Development and application of a real-time RT-PCR assay for the specific detection of influenza D virus.

Abstract

Since the influenza D virus (IDV) was first isolated from a swine exhibiting respiratory disease symptoms in the United States in 2011, it has been detected in various animals across more than 20 countries worldwide, including cattle, pigs, goats, sheep, and camels. IDV has emerged as a significant pathogen associated with bovine respiratory disease complex (BRDC). In this study, specific primers and a TaqMan probe were designed based on the conserved region in the PB1 gene to develop a highly specific and efficient real-time RT-PCR assay (RT-qPCR) for IDV. The RT-qPCR assay demonstrated excellent specificity for IDV, without cross-reactions with other common BRDC-associated pathogens. Using in vitro transcribed PB1 RNA as a template, the assay's limit of detection was established at 100 copies/reaction.

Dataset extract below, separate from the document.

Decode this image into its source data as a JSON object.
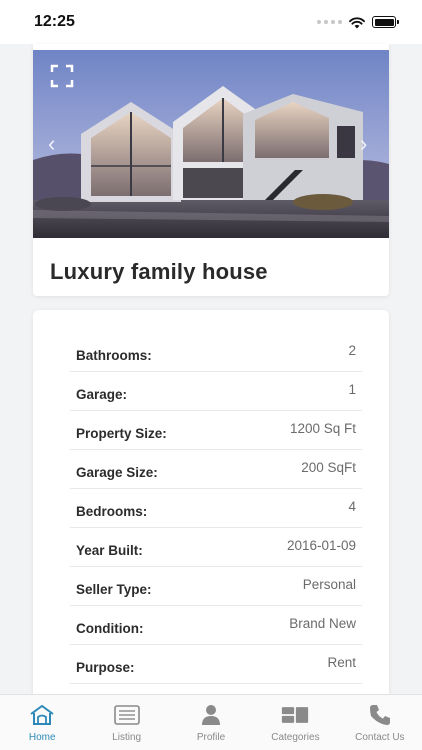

Furthermore, the developed RT-qPCR assay was evaluated using 417 cattle nasal swab samples collected from 10 different regions in Hebei Province, China, between 2021 and 2022. The results showed that 33 samples (7.91 %) tested positive for IDV. The IDV HEF gene was amplified and sequenced in these 33 positive samples, yielding 10 HEF gene sequences that all belonged to the D/Yama2019 lineage, with nucleotide homology ranging from 98.7 % to 99.1 %. This study successfully developed an RT-qPCR assay for the specific and sensitive detection of IDV, which performed well on the cattle nasal samples. Additionally, it is the first to demonstrate the presence of IDV in cattle herds in Hebei Province, China.